5. Motor winding configuration: This describes how the motor was connected to the driver and what current was applied to the windings. Motor connections could be unipolar, bipolar series, bipolar half coil and bipolar parallel.
6. Torque units: The vertical axis shows the amount of torque and in what units (e.g. oz-in, N-m, etc).
7. Speed: The horizontal axis shows the shaft speed of the motor and in what units (e.g. rpm, pps, Hz, etc).
8. Maximum No-load starting speed: The maximum no-load starting speed is the maximum speed at which the motor can be started in synchronism with no load attached and no acceleration used. It is usually shown as a tick mark labeled “fs” on the horizontal axis.
9. Holding Torque: This is the torque that the motor will produce when the motor is at rest and rated current is applied to the windings.
10. Pull-out Torque curve: This curve represents the maximum torque that the stepper motor can supply to a load at any given speed. Any torque or speed required that exceeds (goes above) this curve will cause the motor to lose synchronism.
11. Pull-in Torque curve (no load): This curve represents the maximum torque and speed combination that an unloaded stepper motor can start or stop without any acceleration or deceleration. Since the pull-in torque curve for a stepper motor varies depends on the inertial load attached to the motor, the pull-in torque curves are not shown in the speed – torque curves shown in catalogs. In order to operate above the pull-in torque curve, the motor must be accelerated into or decelerated out of the slew range.

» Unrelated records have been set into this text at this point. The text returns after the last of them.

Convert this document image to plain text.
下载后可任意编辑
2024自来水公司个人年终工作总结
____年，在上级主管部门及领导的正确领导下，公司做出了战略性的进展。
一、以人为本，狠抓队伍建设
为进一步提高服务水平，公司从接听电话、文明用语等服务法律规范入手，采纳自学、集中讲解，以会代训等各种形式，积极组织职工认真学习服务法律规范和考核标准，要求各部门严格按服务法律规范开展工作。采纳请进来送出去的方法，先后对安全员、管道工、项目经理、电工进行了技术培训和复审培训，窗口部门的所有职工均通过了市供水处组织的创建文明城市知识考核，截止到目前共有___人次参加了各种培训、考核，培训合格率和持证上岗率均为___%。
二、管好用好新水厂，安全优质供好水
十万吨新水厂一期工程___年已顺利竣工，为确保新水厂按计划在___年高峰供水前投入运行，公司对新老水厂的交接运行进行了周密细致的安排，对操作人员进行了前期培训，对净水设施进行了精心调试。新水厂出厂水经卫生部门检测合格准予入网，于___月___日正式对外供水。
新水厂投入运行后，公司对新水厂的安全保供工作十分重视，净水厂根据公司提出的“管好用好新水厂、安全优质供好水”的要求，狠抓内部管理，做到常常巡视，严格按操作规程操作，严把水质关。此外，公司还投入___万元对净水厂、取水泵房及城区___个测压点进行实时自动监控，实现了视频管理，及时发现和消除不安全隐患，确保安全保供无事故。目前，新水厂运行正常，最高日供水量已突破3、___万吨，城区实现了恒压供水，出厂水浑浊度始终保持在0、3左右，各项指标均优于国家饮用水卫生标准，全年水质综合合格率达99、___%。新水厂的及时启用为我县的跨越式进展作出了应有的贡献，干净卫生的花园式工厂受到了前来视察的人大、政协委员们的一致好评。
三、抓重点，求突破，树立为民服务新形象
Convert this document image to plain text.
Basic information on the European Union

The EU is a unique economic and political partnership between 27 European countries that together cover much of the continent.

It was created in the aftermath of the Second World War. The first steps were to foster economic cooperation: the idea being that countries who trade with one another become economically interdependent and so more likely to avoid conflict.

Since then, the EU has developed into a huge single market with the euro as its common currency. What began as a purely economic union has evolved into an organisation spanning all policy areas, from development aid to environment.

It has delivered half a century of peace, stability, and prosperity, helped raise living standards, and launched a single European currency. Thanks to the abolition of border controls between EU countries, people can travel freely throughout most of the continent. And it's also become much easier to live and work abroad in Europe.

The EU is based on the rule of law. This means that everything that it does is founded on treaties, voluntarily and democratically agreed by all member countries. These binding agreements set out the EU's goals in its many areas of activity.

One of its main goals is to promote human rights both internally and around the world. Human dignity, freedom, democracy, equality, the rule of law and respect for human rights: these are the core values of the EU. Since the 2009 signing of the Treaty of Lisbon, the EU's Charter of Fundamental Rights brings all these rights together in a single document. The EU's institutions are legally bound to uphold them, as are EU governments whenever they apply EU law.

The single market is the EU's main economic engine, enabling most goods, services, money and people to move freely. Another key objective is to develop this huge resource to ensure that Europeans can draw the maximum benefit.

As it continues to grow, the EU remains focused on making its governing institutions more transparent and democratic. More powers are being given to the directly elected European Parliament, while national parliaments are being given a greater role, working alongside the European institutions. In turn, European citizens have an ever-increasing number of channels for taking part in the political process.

12. Pull-in Torque curve (inertial load): This curve represents the maximum torque and speed combination that a stepper motor with an inertial load (i.e. damper) can supply to a load and start or stop without any acceleration or deceleration. In order to operate above the pull-in torque curve, the motor must be accelerated into or decelerated out of the slew range.
13. Self start range (start/stop region): When in this area, the stepper motor can start, stop or change directions in synchronism with the input pulse without the need for acceleration or deceleration.
14. Slew range: The slew range is where stepper motors are usually operated. A stepper motor can not be started directly in the slew range. After starting the motor somewhere in the self start range, the motor can be accelerated into or load applied into the slew range. The motor must then be decelerated or load reduced back into the self start range before the motor can be stopped.
15. Maximum response frequency: This is the maximum speed the motor can be operated when no load is applied to the shaft.
The speed – torque curves are created by spinning a step motor up to a known speed and then gradually applying torque to the output shaft with a brake and measured with a torque transducer. The load is slowly applied until the motor loses synchronism (stops). At the moment that the motor loses synchronism, the torque that was applied to the motor shaft at that same moment is recorded. This process is repeated three times at each speed point. The average of the three torque values is then used as the value that will be displayed on the speed – torque curve. This process is repeated at several speed points. The torque points are then plotted at the various speed points to create the complete curve. See figure below.
As was mentioned earlier, the speed – torque characteristics are determined by the stepper motor and driver combination. In general, the higher the applied voltage to the motor windings, the faster the motor will rotate. For example, in the curves below, the speed – torque curve for the CVK245AK/CVK245BK stepper driver indicates that 24VDC is applied to the motor windings, while the curve for the RKS545 stepper driver was created with 162VDC being applied to the windings. As you can see, the torque at speed of the RKS545 stepper driver is held out to a much higher speed.
In summary, the speed- torque curve can be a useful tool for selecting the right stepper motor for your application.